Antiarrhythmic classification and mechanisms US Medical PG Question 10: A 72-year-old man with congestive heart failure is brought to the emergency department because of chest pain, shortness of breath, dizziness, and palpitations for 30 minutes. An ECG shows a wide complex tachycardia with a P-wave rate of 105/min, an R-wave rate of 130/min, and no apparent relation between the two. Intravenous pharmacotherapy is initiated with a drug that prolongs the QRS and QT intervals. The patient was most likely treated with which of the following drugs?
- A. Carvedilol
- B. Verapamil
- C. Flecainide
- D. Quinidine (Correct Answer)
- E. Sotalol
Antiarrhythmic classification and mechanisms Explanation: **Quinidine**
- Quinidine is a **Class IA antiarrhythmic** that blocks fast sodium channels, prolonging both the **QRS complex** (due to slowed conduction) and the **QT interval** (due to prolonged repolarization).

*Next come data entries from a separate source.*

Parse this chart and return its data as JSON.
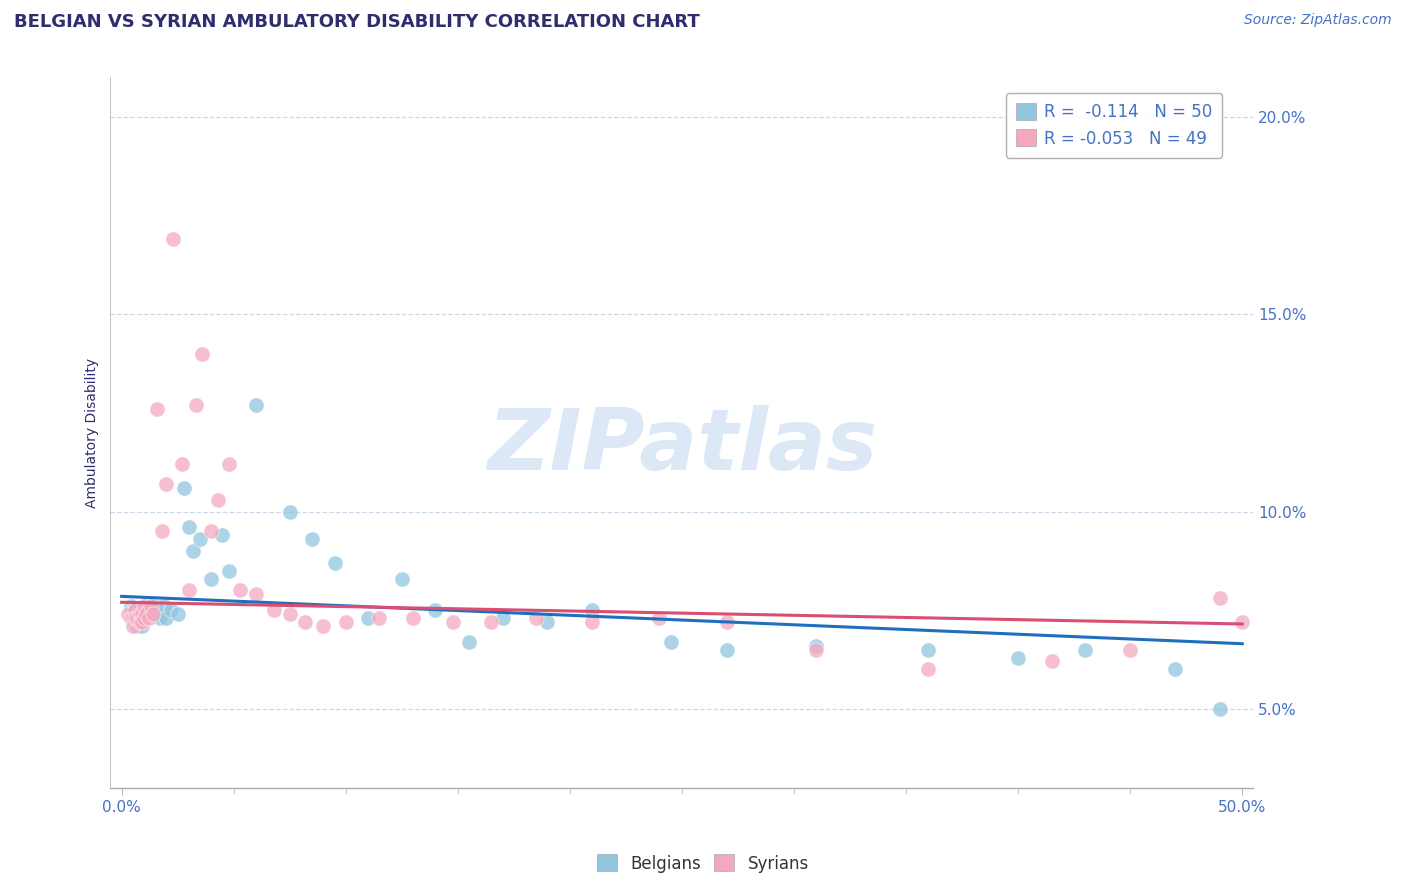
{
  "title": "BELGIAN VS SYRIAN AMBULATORY DISABILITY CORRELATION CHART",
  "source_text": "Source: ZipAtlas.com",
  "ylabel": "Ambulatory Disability",
  "xlabel": "",
  "xlim": [
    -0.005,
    0.505
  ],
  "ylim": [
    0.03,
    0.21
  ],
  "yticks": [
    0.05,
    0.1,
    0.15,
    0.2
  ],
  "ytick_labels": [
    "5.0%",
    "10.0%",
    "15.0%",
    "20.0%"
  ],
  "xtick_major": [
    0.0,
    0.5
  ],
  "xtick_major_labels": [
    "0.0%",
    "50.0%"
  ],
  "xtick_minor": [
    0.05,
    0.1,
    0.15,
    0.2,
    0.25,
    0.3,
    0.35,
    0.4,
    0.45
  ],
  "belgian_color": "#92c5de",
  "syrian_color": "#f4a8be",
  "trend_belgian_color": "#1f6fbe",
  "trend_syrian_color": "#d94f72",
  "title_color": "#2e2e6e",
  "axis_label_color": "#2e2e6e",
  "tick_color": "#4472c4",
  "watermark_text": "ZIPatlas",
  "watermark_color": "#dce8f5",
  "legend_R_belgian": "R =  -0.114",
  "legend_N_belgian": "N = 50",
  "legend_R_syrian": "R = -0.053",
  "legend_N_syrian": "N = 49",
  "belgians_x": [
    0.004,
    0.005,
    0.005,
    0.006,
    0.006,
    0.007,
    0.007,
    0.008,
    0.008,
    0.009,
    0.01,
    0.01,
    0.011,
    0.011,
    0.012,
    0.013,
    0.014,
    0.015,
    0.016,
    0.017,
    0.019,
    0.02,
    0.022,
    0.025,
    0.028,
    0.03,
    0.032,
    0.035,
    0.04,
    0.045,
    0.048,
    0.06,
    0.075,
    0.085,
    0.095,
    0.11,
    0.125,
    0.14,
    0.155,
    0.17,
    0.19,
    0.21,
    0.245,
    0.27,
    0.31,
    0.36,
    0.4,
    0.43,
    0.47,
    0.49
  ],
  "belgians_y": [
    0.076,
    0.075,
    0.073,
    0.073,
    0.075,
    0.073,
    0.071,
    0.075,
    0.073,
    0.071,
    0.076,
    0.074,
    0.076,
    0.074,
    0.076,
    0.076,
    0.074,
    0.076,
    0.074,
    0.073,
    0.076,
    0.073,
    0.075,
    0.074,
    0.106,
    0.096,
    0.09,
    0.093,
    0.083,
    0.094,
    0.085,
    0.127,
    0.1,
    0.093,
    0.087,
    0.073,
    0.083,
    0.075,
    0.067,
    0.073,
    0.072,
    0.075,
    0.067,
    0.065,
    0.066,
    0.065,
    0.063,
    0.065,
    0.06,
    0.05
  ],
  "syrians_x": [
    0.003,
    0.004,
    0.005,
    0.005,
    0.006,
    0.006,
    0.007,
    0.008,
    0.008,
    0.009,
    0.009,
    0.01,
    0.01,
    0.011,
    0.012,
    0.013,
    0.014,
    0.016,
    0.018,
    0.02,
    0.023,
    0.027,
    0.03,
    0.033,
    0.036,
    0.04,
    0.043,
    0.048,
    0.053,
    0.06,
    0.068,
    0.075,
    0.082,
    0.09,
    0.1,
    0.115,
    0.13,
    0.148,
    0.165,
    0.185,
    0.21,
    0.24,
    0.27,
    0.31,
    0.36,
    0.415,
    0.45,
    0.49,
    0.5
  ],
  "syrians_y": [
    0.074,
    0.073,
    0.073,
    0.071,
    0.075,
    0.073,
    0.073,
    0.074,
    0.072,
    0.074,
    0.072,
    0.076,
    0.073,
    0.074,
    0.073,
    0.076,
    0.074,
    0.126,
    0.095,
    0.107,
    0.169,
    0.112,
    0.08,
    0.127,
    0.14,
    0.095,
    0.103,
    0.112,
    0.08,
    0.079,
    0.075,
    0.074,
    0.072,
    0.071,
    0.072,
    0.073,
    0.073,
    0.072,
    0.072,
    0.073,
    0.072,
    0.073,
    0.072,
    0.065,
    0.06,
    0.062,
    0.065,
    0.078,
    0.072
  ],
  "belgian_trend_x": [
    0.0,
    0.5
  ],
  "belgian_trend_y": [
    0.0785,
    0.0665
  ],
  "syrian_trend_x": [
    0.0,
    0.5
  ],
  "syrian_trend_y": [
    0.077,
    0.0715
  ],
  "background_color": "#ffffff",
  "grid_color": "#c8d8e8",
  "title_fontsize": 13,
  "label_fontsize": 10,
  "tick_fontsize": 11,
  "legend_fontsize": 12,
  "source_fontsize": 10
}
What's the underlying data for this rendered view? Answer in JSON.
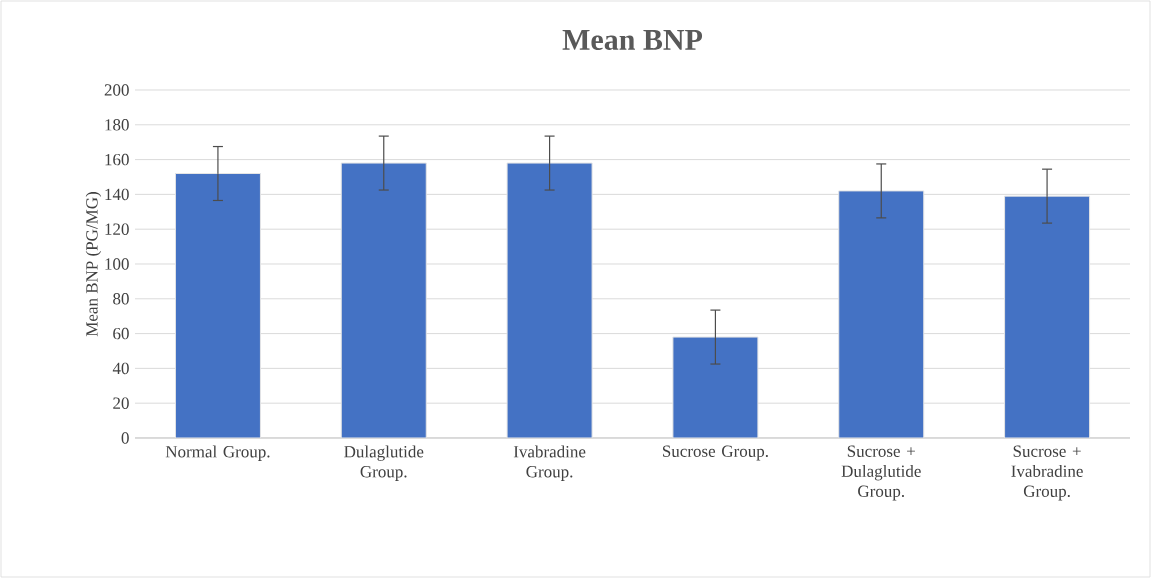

- The ECG findings of **wide-complex tachycardia** and **AV dissociation** (P-wave rate different from R-wave rate without apparent relation) are consistent with ventricular tachycardia, which Class IA drugs can treat.
*Carvedilol*
- Carvedilol is a **beta-blocker** (Class II antiarrhythmic) that primarily slows heart rate and AV nodal conduction, generally **shortening the QT interval** or having no effect, and would not widen the QRS complex.
- Beta-blockers are typically contraindicated in **decompensated heart failure** and **wide-complex tachycardia** due to their negative inotropic effects and risk of worsening decompensation.
*Verapamil*
- Verapamil is a **non-dihydropyridine calcium channel blocker** (Class IV antiarrhythmic) that mainly slows AV nodal conduction. It would not cause QRS widening and can shorten the QT interval.
- Verapamil is generally contraindicated in **wide-complex tachycardias** of unknown origin as it can precipitate cardiovascular collapse if the arrhythmia is ventricular.
*Flecainide*
- Flecainide is a **Class IC antiarrhythmic** that primarily blocks fast sodium channels, causing significant **QRS widening** but has **minimal effect on the QT interval**, which is contrary to the case description.
- Class IC agents are also generally avoided in patients with **structural heart disease** like congestive heart failure due to increased mortality risk.
*Sotalol*
- Sotalol is a **Class III antiarrhythmic** (beta-blocker with potassium channel blockade) that primarily prolongs the **QT interval** by blocking potassium channels. While it prolongs the QT, it does **not significantly widen the QRS complex**.
- Its beta-blocking effects could exacerbate **decompensated heart failure** in this patient, similar to carvedilol.